O professor Huntington e seus publicistas quiseram desviar a atenção do verdadeiro problema desta guerra de expansão imperialista encabeçada pelos governo do seu país. Trata-se, como já se disse numa grande quantidade de análises, da construção de uma nova ordem mundial sustentada na hegemonia dos Estados Unidos, no mais velho estilo imperialista. Ou seja, pelo domínio de matérias-primas estratégicas e de mercados para vencer os seus competidores, principalmente a União Europeia, que hoje é o principal obstáculo aos grandes capitais estadunidenses para estenderem-se a todo o mundo. Japão, China e Rússia, separadamente, ainda não são obstáculos.

A colocação estratégica começou depois do já famoso 11 de Setembro, quando Bush instou os governos da Terra a ficarem com ele ou contra ele na sua luta contra o terrorismo. Com essa lógica os assessores do inquilino da Casa Branca pensaram que ao "declarar" a guerra ao Iraque obteriam o mesmo resultado ou, no plano B, conseguiriam o que já obtiveram para o seu chefe: a divisão dos países que compõem a União Europeia.

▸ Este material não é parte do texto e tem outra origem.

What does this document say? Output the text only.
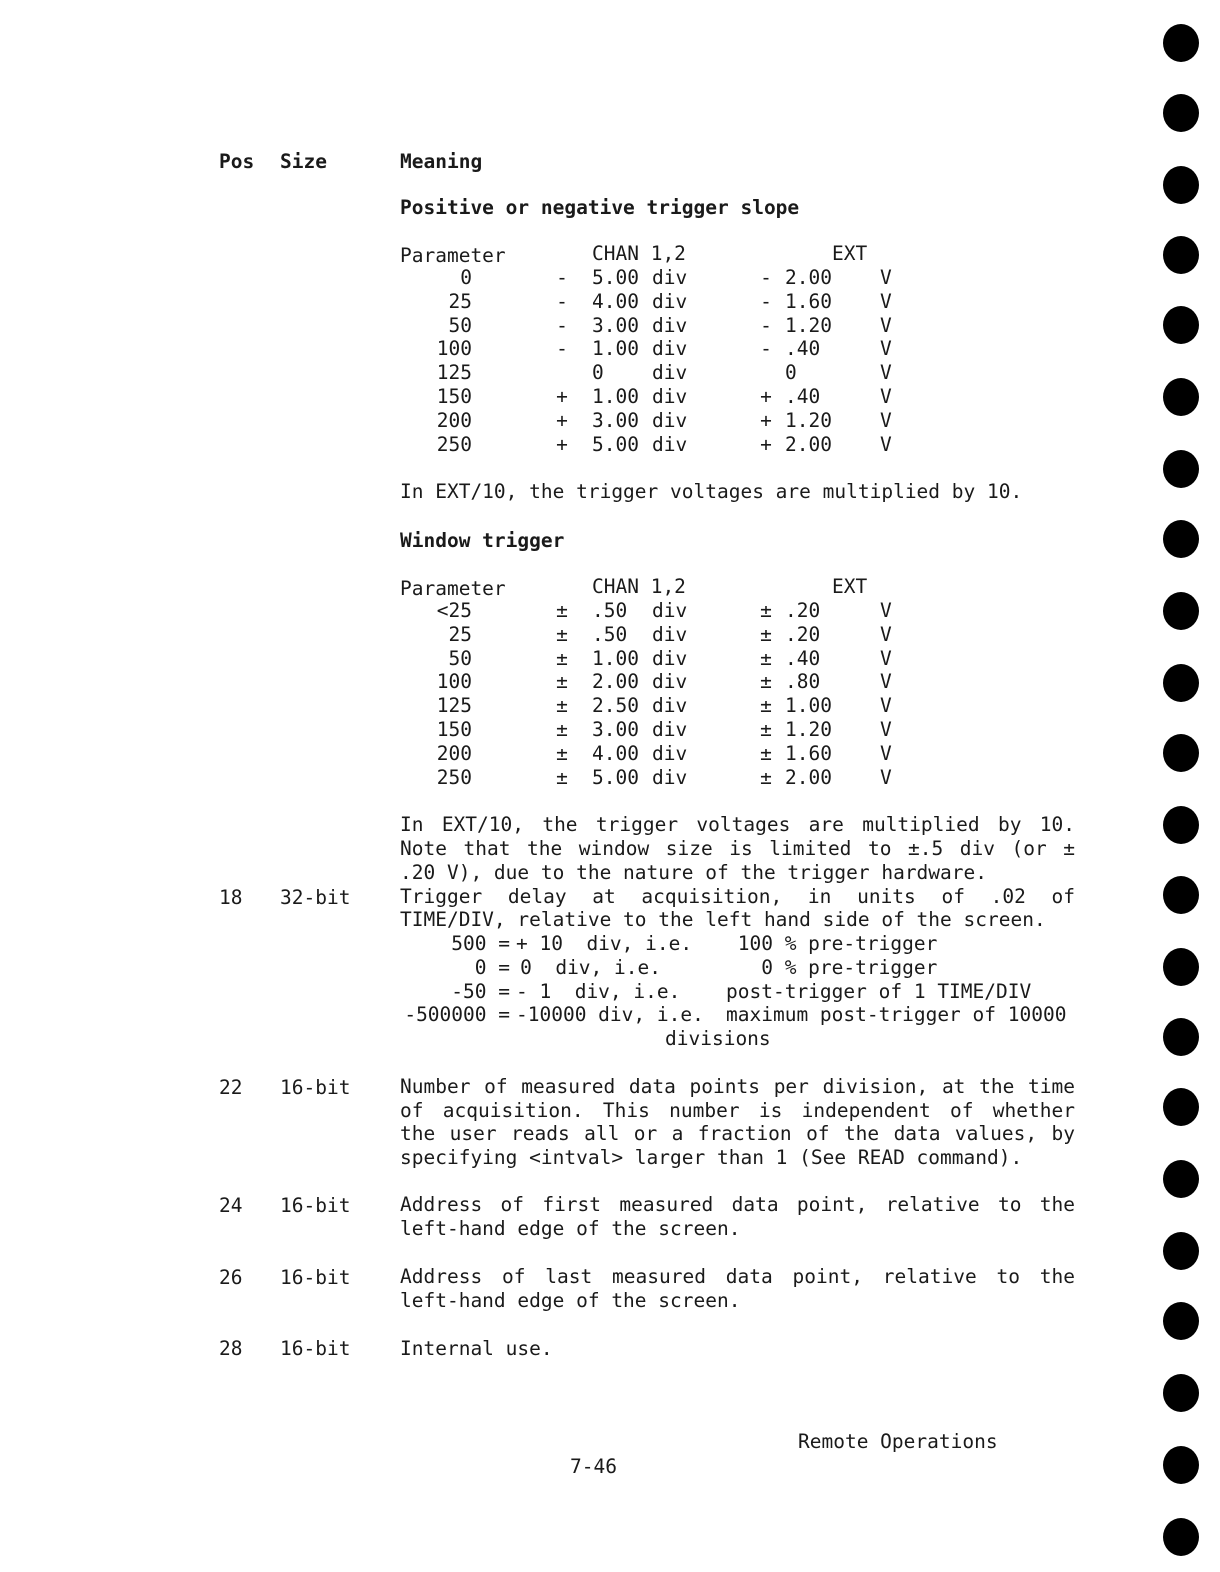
Pos Size	Meaning
Positive or negative trigger slope
Parameter	CHAN 1,2	EXT
0	- 5.00 div	- 2.00 V
25	- 4.00 div	- 1.60 V
50	- 3.00 div	- 1.20 V
100	- 1.00 div	- .40	V
125	0 div	0	V
150	+ 1.00 div	+ .40	V
200	+ 3.00 div	+ 1.20 V
250	+ 5.00 div	+ 2.00 V
In EXT/10, the trigger voltages are multiplied by 10.
Window trigger
Parameter	CHAN 1,2	EXT
<25	± .50 div	± .20	V
25	± .50 div	± .20	V
50	± 1.00 div	± .40	V
100	± 2.00 div	± .80	V
125	± 2.50 div	± 1.00 V
150	± 3.00 div	± 1.20 V
200	± 4.00 div	± 1.60 V
250	± 5.00 div	± 2.00 V
In EXT/10, the trigger voltages are multiplied by 10.
Note that the window size is limited to ±.5 div (or ±
.20 V), due to the nature of the trigger hardware.
18 32-bit	Trigger delay at acquisition, in units of .02 of
TIME/DIV, relative to the left hand side of the screen.
500 = + 10  div, i.e. 100 % pre-trigger
0 = 0  div, i.e.	0 % pre-trigger
-50 = - 1  div, i.e. post-trigger of 1 TIME/DIV
-500000 = -10000 div, i.e. maximum post-trigger of 10000
divisions
22 16-bit	Number of measured data points per division, at the time
of acquisition. This number is independent of whether
the user reads all or a fraction of the data values, by
specifying <intval> larger than 1 (See READ command).
24 16-bit	Address of first measured data point, relative to the
left-hand edge of the screen.
26 16-bit	Address of last measured data point, relative to the
left-hand edge of the screen.
28 16-bit	Internal use.
Remote Operations
7-46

O plano B funcionou... até agora. Já veremos o que se passará após a guerra. E funcionou porque os outros países também poderosos têm interesse no petróleo do Iraque e uma lógica diferente da dos Estados Unidos para defender os seus interesses no Oriente próximo. Mas o jogo de xadrez (inventado pelos árabes, certamente) não termina aí.

Pretende-se apresentar a luta, como sempre fez a burguesia imperialista (diferente da colonialista), como um problema superestrutural: democracia e liberdades, e como um racismo mal dissimulado: incorporar o povo iraquiano à civilização ocidental que, na lógica racista moderada (porque o racismo nazi não tinha esta contemplações), quer dizer extensão da economia estadunidense à dos países "atrasado" para subordiná-la, para deixar de lado o capital nacional (iraquiano, neste caso) na produção de bens no futuro e converter este capital em comprador ou, no melhor dos casos, em sócio menor. No México e em toda a América Latina sabemos muito bem como funciona esta estratégia.

O que dirão Negri, Hardt e aqueles que afirmaram há pouco que os estados nacionais e o imperialismo já não existiam? Estariam a pensar, como Huntington, que o problema mundial actual é de civilizações contrapostas? As teorias de que a dependência dos países do Terceiro Mundo já não existe, e sim de que se trata de um mundo interdependente, continuarão em uso? E se assim fosse, então, para que a invasão do Iraque?

Publicado no diário mexicano La Jornada.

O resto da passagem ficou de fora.